In [1]:
import os
os.environ['KMP_DUPLICATE_LIB_OK']='True'

In [5]:
"""
This script fine-tunes a Vision Transformer (ViT-B/16) pre-trained on ImageNet-21k
for a regression task: predicting nutritional values from an image of a dish.
"""
import torch
import torch.nn as nn
import torch.optim as optim
from torch.utils.data import Dataset, DataLoader, random_split
import pandas as pd
from PIL import Image
from pathlib import Path
from typing import Tuple, Any
import timm

from src.macro_estimator.models.vit_regressor import ViTRegressor
from src.macro_estimator.datasets import Nutrition5kDataset

# --- 1. Configuration and Constants ---
DEVICE = torch.device("cuda" if torch.cuda.is_available() else "cpu")

# --- Data Paths ---
IMAGES_CSV_PATH = Path("data/csv_files/images.csv")
LABELS_CSV_PATH = Path("data/csv_files/labels.csv")
MODEL_SAVE_PATH = Path("artifacts/models/vit_nutrition_regressor.pth")

# --- Training Hyperparameters ---
LEARNING_RATE = 1e-4
BATCH_SIZE = 16  # Adjust based on your GPU memory
EPOCHS = 20      # Fine-tuning might require more epochs
WEIGHT_DECAY = 1e-4
VAL_SPLIT = 0.2

def main():
    print(f"--- Using device: {DEVICE} ---")

    # --- CORRECCIÓN: Usar el nombre completo del modelo ---
    MODEL_NAME = 'vit_base_patch16_224.augreg_in21k'

    # --- Data Loading and Transformations ---
    # timm es inteligente. Si el nombre del modelo ya especifica los pesos,
    # no necesita 'pretrained=True' aquí.
    temp_model = timm.create_model(MODEL_NAME)
    data_config = timm.data.resolve_data_config(model=temp_model)
    transforms = timm.data.create_transform(**data_config)
    print(f"Data transforms loaded for {MODEL_NAME}.")

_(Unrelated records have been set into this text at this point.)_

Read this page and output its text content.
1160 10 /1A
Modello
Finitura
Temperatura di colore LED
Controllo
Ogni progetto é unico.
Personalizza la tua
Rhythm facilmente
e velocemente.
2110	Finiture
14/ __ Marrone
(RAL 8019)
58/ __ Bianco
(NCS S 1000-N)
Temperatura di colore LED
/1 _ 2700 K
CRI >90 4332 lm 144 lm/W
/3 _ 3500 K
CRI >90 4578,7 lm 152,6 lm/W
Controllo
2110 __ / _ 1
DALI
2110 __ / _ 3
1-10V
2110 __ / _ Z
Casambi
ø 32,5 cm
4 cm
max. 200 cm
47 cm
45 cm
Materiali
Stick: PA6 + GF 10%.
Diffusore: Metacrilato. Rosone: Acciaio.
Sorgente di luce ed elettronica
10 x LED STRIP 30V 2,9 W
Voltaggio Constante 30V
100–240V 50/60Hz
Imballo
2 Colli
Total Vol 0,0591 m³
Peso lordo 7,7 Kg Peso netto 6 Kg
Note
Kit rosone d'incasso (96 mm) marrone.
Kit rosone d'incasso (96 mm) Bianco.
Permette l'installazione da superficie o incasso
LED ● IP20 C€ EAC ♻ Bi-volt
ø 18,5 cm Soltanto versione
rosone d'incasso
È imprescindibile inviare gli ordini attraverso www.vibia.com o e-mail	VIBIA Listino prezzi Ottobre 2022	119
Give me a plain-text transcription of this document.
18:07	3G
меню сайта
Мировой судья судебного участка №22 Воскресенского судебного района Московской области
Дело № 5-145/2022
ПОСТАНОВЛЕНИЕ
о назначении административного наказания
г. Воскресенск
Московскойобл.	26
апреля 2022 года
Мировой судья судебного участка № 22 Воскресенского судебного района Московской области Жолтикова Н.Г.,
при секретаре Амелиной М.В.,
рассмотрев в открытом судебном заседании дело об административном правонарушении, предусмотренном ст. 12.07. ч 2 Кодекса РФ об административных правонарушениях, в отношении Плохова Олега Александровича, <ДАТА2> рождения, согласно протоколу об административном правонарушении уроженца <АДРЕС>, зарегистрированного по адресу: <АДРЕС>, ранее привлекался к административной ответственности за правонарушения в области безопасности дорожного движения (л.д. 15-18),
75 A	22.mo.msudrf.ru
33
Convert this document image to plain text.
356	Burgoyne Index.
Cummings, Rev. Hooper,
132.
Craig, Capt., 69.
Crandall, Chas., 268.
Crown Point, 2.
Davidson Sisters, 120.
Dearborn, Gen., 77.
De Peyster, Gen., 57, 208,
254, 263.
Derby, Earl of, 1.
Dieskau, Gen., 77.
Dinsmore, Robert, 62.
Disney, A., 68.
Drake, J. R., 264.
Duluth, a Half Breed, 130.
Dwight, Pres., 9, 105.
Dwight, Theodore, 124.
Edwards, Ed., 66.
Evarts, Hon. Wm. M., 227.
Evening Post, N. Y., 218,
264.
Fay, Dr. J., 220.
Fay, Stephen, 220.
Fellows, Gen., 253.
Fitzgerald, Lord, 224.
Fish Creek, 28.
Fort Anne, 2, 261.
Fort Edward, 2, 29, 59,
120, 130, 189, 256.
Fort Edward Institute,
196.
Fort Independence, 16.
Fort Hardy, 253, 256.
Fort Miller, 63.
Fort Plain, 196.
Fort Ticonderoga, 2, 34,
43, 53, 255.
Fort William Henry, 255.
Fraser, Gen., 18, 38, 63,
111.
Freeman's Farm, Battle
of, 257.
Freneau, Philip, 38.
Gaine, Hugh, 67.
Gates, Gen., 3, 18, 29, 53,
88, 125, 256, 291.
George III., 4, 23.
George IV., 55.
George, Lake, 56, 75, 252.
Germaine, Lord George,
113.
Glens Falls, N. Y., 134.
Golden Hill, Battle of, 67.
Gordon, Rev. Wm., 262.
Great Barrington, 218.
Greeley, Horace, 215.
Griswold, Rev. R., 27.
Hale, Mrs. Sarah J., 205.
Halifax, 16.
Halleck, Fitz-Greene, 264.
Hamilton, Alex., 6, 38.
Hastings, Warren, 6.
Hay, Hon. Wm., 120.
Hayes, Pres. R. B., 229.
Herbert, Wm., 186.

    # ... (El código de Dataset y DataLoader no cambia) ...
    full_dataset = Nutrition5kDataset(
        images_csv_path=IMAGES_CSV_PATH,
        labels_csv_path=LABELS_CSV_PATH,
        transform=transforms
    )
    # ... (split y DataLoaders) ...
    val_size = int(len(full_dataset) * VAL_SPLIT)
    train_size = len(full_dataset) - val_size
    train_dataset, val_dataset = random_split(full_dataset, [train_size, val_size])
    
    train_loader = DataLoader(train_dataset, batch_size=BATCH_SIZE, shuffle=True, num_workers=4, pin_memory=True)
    val_loader = DataLoader(val_dataset, batch_size=BATCH_SIZE, shuffle=False, num_workers=4)

    print(f"Data loaded: {train_size} training samples, {val_size} validation samples.")

    # --- Model, Loss, and Optimizer ---
    # --- CORRECCIÓN: Pasar el nombre correcto del modelo ---
    # La clase ViTRegressor no necesita cambios, solo le pasamos el nombre correcto.
    model = ViTRegressor(model_name=MODEL_NAME, n_outputs=4).to(DEVICE)
    
    criterion = nn.MSELoss()
    optimizer = optim.AdamW(model.parameters(), lr=LEARNING_RATE, weight_decay=WEIGHT_DECAY)

    print("Model, Loss function, and Optimizer are ready.")
    
main()

--- Using device: cuda ---
Data transforms loaded for vit_base_patch16_224.augreg_in21k.
Data loaded: 22788 training samples, 5696 validation samples.


To support symlinks on Windows, you either need to activate Developer Mode or to run Python as an administrator. In order to activate developer mode, see this article: https://docs.microsoft.com/en-us/windows/apps/get-started/enable-your-device-for-development


Model, Loss function, and Optimizer are ready.